Technokratische Symbiose: Merkel und die EU-Bürokratie

Manchmal wird gesagt, Merkels Durchsetzungskraft sei auf die Stärke Deutschlands als größter Wirtschaftsnation Europas zurückzuführen. Objektiv betrachtet hat Deutschland jedoch wenig Legitimation, andere Länder auf Linie zu bringen. Der wirtschaftliche Erfolg des Landes ist, historisch und international betrachtet, mäßig. Auch wenn die Wachstumsraten der vergangenen zwei Jahre besser als erwartet waren, ist das Land kein Kraftzentrum, das andere Länder vor dem Abschwung bewahren könnte. Hinzu kommt, dass die Bundesregierung kaum ein Interesse daran haben kann, als europäischer Tyrann aufzutreten. Der Grund für Frau Merkels Durchsetzungsfähigkeit ist nicht ihre oder Deutschlands Brillanz. Vielmehr verträgt sich ihr Politikstil gut mit einer EU-Bürokratie, die Probleme stets mit technisch-administrativen Maßnahmen zu lösen versucht hat.

So ist es zu einer Art Symbiose zwischen der Merkelschen Politik und der EU-Politik gekommen. Die EU wird nicht umsonst seit ihrer Gründung 1992 als ein abgehobenes, bürokratisches Projekt wahrgenommen. Die Versuche, die Institutionen schrittweise zu demokratisieren, ändern daran nichts. Schon die Vertragsunterzeichnung von Maastricht, die die Einführung der Gemeinschaftswährung vorsah, geschah weitgehend abgeschottet von der Öffentlichkeit und vollzog sich erstaunlich leise. Nur selten wurde das Volk zu EU-Angelegenheiten direkt befragt, und Referenden, die nicht das gewünschte Ergebnis brachten, wurden ignoriert oder mussten wiederholt werden (Frankreich und Niederlande 2005, Irland 2008). Politikvermeidung wurde zu einer Art Markenzeichen der EU, ähnlich wie bei Frau Merkel. Statt sich Herausforderungen offen zu stellen oder dem Druck, Entscheidungen rechtfertigen zu müssen, wurden Absprachen hinter verschlossenen Türen getroffen. Öffentliche Debatten, vor allem über kritische Fragen, wurden vermieden. Jetzt, da in der Krise die fehlende politische Einigung Europas deutlich zutage tritt, wird defensiv an dieser Linie festgehalten. Die deutsche Kanzlerin, mit ihrem technischen Politikverständnis, passt gut in dieses Gefüge aus Flickschusterei.

Alternativen gibt es immer, und es ist an der Zeit, die ausgetretenen Pfade zu verlassen. Der Euro hat in den vergangenen Jahren durch den Abbau von Handelsbeschränkungen, die Öffnung der Arbeitsmärkte und die Bereitstellung billiger Kredite vielen Ländern Vorteile verschafft.
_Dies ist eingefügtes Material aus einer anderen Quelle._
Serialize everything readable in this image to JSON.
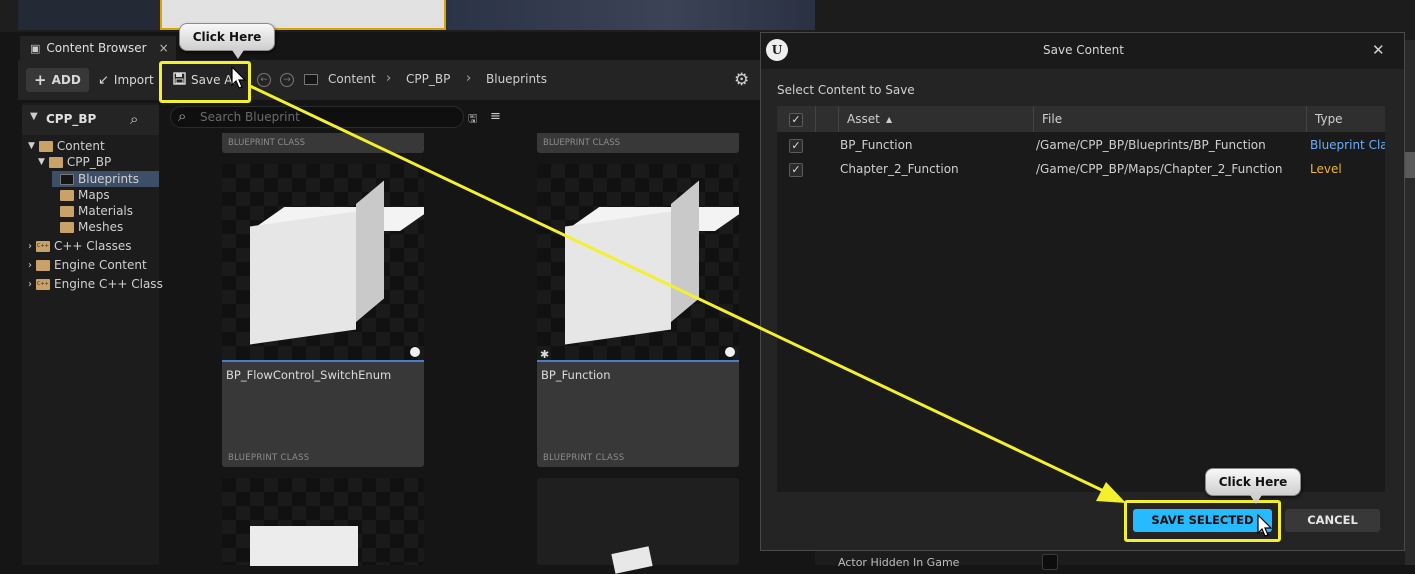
{
  "content_browser": {
    "tab_label": "Content Browser",
    "tab_close": "×",
    "toolbar": {
      "add_label": "ADD",
      "add_plus": "+",
      "import_label": "Import",
      "save_all_label": "Save All",
      "breadcrumbs": [
        "Content",
        "CPP_BP",
        "Blueprints"
      ],
      "crumb_separator": "›"
    },
    "sources": {
      "header": "CPP_BP",
      "tree": [
        {
          "label": "Content"
        },
        {
          "label": "CPP_BP"
        },
        {
          "label": "Blueprints",
          "selected": true
        },
        {
          "label": "Maps"
        },
        {
          "label": "Materials"
        },
        {
          "label": "Meshes"
        },
        {
          "label": "C++ Classes"
        },
        {
          "label": "Engine Content"
        },
        {
          "label": "Engine C++ Class"
        }
      ]
    },
    "search_placeholder": "Search Blueprints",
    "assets": [
      {
        "name": "",
        "class": "BLUEPRINT CLASS"
      },
      {
        "name": "",
        "class": "BLUEPRINT CLASS"
      },
      {
        "name": "BP_FlowControl_SwitchEnum",
        "class": "BLUEPRINT CLASS"
      },
      {
        "name": "BP_Function",
        "class": "BLUEPRINT CLASS"
      }
    ]
  },
  "dialog": {
    "title": "Save Content",
    "close": "✕",
    "subtitle": "Select Content to Save",
    "columns": {
      "asset": "Asset",
      "file": "File",
      "type": "Type",
      "sort_indicator": "▲"
    },
    "rows": [
      {
        "asset": "BP_Function",
        "file": "/Game/CPP_BP/Blueprints/BP_Function",
        "type": "Blueprint Cla",
        "type_color": "#6aaefc",
        "checked": true
      },
      {
        "asset": "Chapter_2_Function",
        "file": "/Game/CPP_BP/Maps/Chapter_2_Function",
        "type": "Level",
        "type_color": "#f0b429",
        "checked": true
      }
    ],
    "save_button": "SAVE SELECTED",
    "cancel_button": "CANCEL",
    "check_glyph": "✓"
  },
  "details_panel": {
    "row_label": "Actor Hidden In Game"
  },
  "callouts": {
    "top": "Click Here",
    "bottom": "Click Here",
    "highlight_color": "#f4f02c"
  },
  "colors": {
    "accent": "#26bbff",
    "selection": "#3d4f66",
    "panel": "#242424"
  }
}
Nun aber hat sich gezeigt, dass die ungleiche Wettbewerbssituation innerhalb der Eurozone und die niedrigen Zinssätze der Einheitswährung eine gefährliche Blase haben entstehen lassen. Es geht nicht allein darum, Fehler der Vergangenheit aufzuarbeiten, sondern auch darum, endlich den Ring frei zu geben für klärende Debatten. Ein Schritt in die richtige Richtung wäre, Europa nicht immer mit der EU und dem Euro gleich zu setzen. Die bisherige Europapolitik hat uns von dem Projekt eines wirklich geeinten Kontinents weiter entfernt. Ihre Vorstellung von Einheit war von rein technischer – und nicht politischer – Natur. Nun ist die Frage, ob wir den Weg der Technokraten weiter beschreiten wollen oder uns an das Primat der Demokratie erinnern möchten.



Bei dem Beitrag handelt es sich um die gekürzte Fassung einer Rede, die NovoArgumente-Redakteurin Sabine Beppler-Spahl am 23.02.2012 im Rahmen einer NovoDebatte in Berlin unter dem Titel „Europe without Europeans?“ in englischer Sprache hielt.